Das einzige einheimische Landsäugetier Hawaiis ist tatsächlich eine Fledermausart. Wildschweine und Mangusten sind zwei Arten von Tieren, die man auf den Inseln wild herumlaufen sieht, aber beide wurden vom Menschen eingeführt. Hawaii besitzt zwar ein Klima, das Schlangen hätte gedeihen lassen, doch Schlangen leben dort nicht aufgrund der extremen Isolation. Nicht nur gibt es keine einheimischen Landschlangen, auch keine einheimischen Landschilde oder andere Landsreptilien.

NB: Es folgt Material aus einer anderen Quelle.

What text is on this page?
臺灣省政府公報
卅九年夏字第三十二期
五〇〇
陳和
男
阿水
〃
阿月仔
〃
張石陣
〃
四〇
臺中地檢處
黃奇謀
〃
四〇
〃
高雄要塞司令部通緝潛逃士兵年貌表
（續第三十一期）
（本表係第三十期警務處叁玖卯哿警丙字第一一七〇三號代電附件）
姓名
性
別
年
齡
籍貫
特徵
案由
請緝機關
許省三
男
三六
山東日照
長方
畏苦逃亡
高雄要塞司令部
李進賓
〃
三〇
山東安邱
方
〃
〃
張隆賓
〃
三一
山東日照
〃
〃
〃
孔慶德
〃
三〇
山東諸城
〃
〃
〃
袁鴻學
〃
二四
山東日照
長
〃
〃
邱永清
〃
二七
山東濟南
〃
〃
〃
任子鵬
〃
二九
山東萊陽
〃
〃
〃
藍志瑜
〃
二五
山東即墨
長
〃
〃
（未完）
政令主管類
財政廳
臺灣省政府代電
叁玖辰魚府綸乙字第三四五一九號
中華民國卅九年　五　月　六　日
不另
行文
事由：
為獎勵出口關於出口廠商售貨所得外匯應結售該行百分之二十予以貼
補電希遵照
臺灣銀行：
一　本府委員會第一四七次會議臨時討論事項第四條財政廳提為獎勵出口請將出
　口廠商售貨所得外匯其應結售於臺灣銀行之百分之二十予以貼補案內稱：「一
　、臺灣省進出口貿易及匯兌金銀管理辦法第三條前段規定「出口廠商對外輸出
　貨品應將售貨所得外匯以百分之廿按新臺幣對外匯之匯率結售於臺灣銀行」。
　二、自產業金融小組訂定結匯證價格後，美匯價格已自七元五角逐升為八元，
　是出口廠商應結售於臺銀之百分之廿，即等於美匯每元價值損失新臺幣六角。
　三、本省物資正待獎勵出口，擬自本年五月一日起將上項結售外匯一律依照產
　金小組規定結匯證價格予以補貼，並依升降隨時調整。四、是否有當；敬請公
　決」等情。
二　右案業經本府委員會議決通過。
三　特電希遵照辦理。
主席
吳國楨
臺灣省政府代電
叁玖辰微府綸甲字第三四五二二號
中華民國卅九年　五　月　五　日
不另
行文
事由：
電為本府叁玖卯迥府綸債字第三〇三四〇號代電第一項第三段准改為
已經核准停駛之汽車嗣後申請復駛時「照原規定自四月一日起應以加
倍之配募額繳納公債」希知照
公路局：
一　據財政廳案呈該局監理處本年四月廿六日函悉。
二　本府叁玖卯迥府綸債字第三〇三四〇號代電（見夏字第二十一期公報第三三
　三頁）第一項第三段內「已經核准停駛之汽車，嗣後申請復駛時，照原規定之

Meeresschildkröten und Seeschlangen, wie die Gelbbauch-Seeschlange, gehören zwar zu den einheimischen Reptilien, leben aber ausschließlich im Wasser, sodass man ihnen beim Wandern nicht begegnet. Die Brahminy-Blinde Schlange wurde irgendwann in den 1930er Jahren versehentlich auf die Inseln eingeführt. Dieses Tierchen ist so klein und harmlos, dass es oft mit Würmern verwechselt wird. Da Schlangen eine erhebliche Gefahr für das empfindliche Ökosystem von Hawaii darstellen würden, ist der Besitz einer Haustierschlange im Staat gesetzlich verboten.